Adjustable valves not only provide the ability to non-surgically increase valve settings to prevent subdural effusions, but also provide the added benefit of high-pressure drainage when needed to aid in the treatment of subdural effusions. Carmel et al. reported the use of shunt ligation and high-pressure drainage to treat a subdural fluid collection in a patient with NPH. Initially, shunt ligation was performed on a patient in an attempt to obliterate the subdural fluid collection, which unfortunately resulted in rapid deterioration of the patient. Due to worsening of patient’s clinical condition, the ligature was removed and the adjustable valve turned to a high-pressure setting. The adjustable valve provided the safety of high-pressure drainage, and the patient returned to baseline over five days [4].

Sindou et al. also reported on the treatment options offered by adjustable valves; in a series of 75 patients, 27 patients required non-operative valve adjustment to address hemispheric detachment, intracranial hypotension and absence of clinical improvement [13]. The benefit of adjustable shunts are further reinforced in a report by Zemack et al., which concluded that non-invasive shunt adjustment improved outcomes for patients with NPH after reporting a five-year adjustable shunt survival rate of 80.2 percent, with good to excellent outcomes observed in 78.1 percent of people with idiopathic NPH [14].

The literature has demonstrated benefit in lowering the incidence and treating chronic subdural hematomas in patients with NPH with adjustable shunt valve placement. However, there is very scant literature describing acute SDH management in shunted patients with NPH. This is surprising as the development of acute SDH after shunting for NPH is a serious concern. Even minor head trauma may lead to an acute SDH, necessitating surgical intervention [9, 10]. Increased susceptibility to SDH can be attributed to the shunt decreasing intracranial pressure by decreasing ventricular volume, causing the vessels bridging the subdural space to become stretched and making them vulnerable to sheering forces and bleeding upon minor trauma [810]. Once bleeding begins, the ventricular shunt facilitates hematoma development by preventing the brain from tamponading further bleeding [15]. Furthermore, SDH development have been attributed to over-drainage of CSF alone, highlighting the strain experienced by subdural bridging vessels in patients with ventriculoperitoneal shunts [2, 5, 7, 8, 11, 12].

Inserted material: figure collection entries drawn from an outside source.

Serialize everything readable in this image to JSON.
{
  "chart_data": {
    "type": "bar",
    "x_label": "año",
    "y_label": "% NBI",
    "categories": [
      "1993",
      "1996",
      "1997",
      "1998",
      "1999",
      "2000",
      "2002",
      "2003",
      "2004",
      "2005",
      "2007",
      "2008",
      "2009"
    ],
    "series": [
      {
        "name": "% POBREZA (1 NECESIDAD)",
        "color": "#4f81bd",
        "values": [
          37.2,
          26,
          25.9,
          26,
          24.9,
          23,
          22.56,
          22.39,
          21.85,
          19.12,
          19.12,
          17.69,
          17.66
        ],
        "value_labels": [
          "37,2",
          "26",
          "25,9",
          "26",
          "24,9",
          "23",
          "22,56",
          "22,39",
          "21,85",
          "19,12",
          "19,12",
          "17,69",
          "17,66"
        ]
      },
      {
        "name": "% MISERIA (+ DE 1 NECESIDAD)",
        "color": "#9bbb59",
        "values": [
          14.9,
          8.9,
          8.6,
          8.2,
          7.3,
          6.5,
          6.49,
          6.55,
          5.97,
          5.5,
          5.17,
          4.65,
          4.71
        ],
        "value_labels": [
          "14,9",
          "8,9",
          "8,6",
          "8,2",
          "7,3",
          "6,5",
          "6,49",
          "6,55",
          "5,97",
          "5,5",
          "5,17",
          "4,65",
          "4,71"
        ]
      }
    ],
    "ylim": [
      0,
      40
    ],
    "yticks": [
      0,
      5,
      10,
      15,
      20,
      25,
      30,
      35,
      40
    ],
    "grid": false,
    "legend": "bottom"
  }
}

Hoya et al. reported one case of non-operative acute SDH management in a patient with normal-pressure hydrocephalus and an adjustable valve [6]. They adjusted the valve to the highest setting in order to decrease CSF drainage. This patient unfortunately died from complications that appeared to be unrelated to the subdural hematoma. Hoya’s results are in contrast with the case that we present. Our patient was readmitted after six days following issues of NPH symptoms, including gait ataxia, generalized weakness and urinary incontinence. A CT of the head obtained upon readmission revealed complete resolution of the acute SDH and not just a reduction in volume. The valve pressure was then reduced to treat the NPH symptoms, and our patient’s neurological condition improved upon discharge. To the best of our knowledge, this is the first case detailing the results of non-operative shunt valve management of an acute SDH.

Conclusions

Adjustable shunt valve management alone may serve as a non-invasive alternative to shunt ligature or subdural evacuation in shunted patients with NPH with an acute SDH at their neurological baseline. Once the SDH has resolved, pressure valve settings can again be lowered to optimize relief of NPH.

Consent

Written informed consent was obtained from the patient for publication of this case report and any accompanying images. A copy of the written consent is available for review by the Editor-in-Chief of this journal.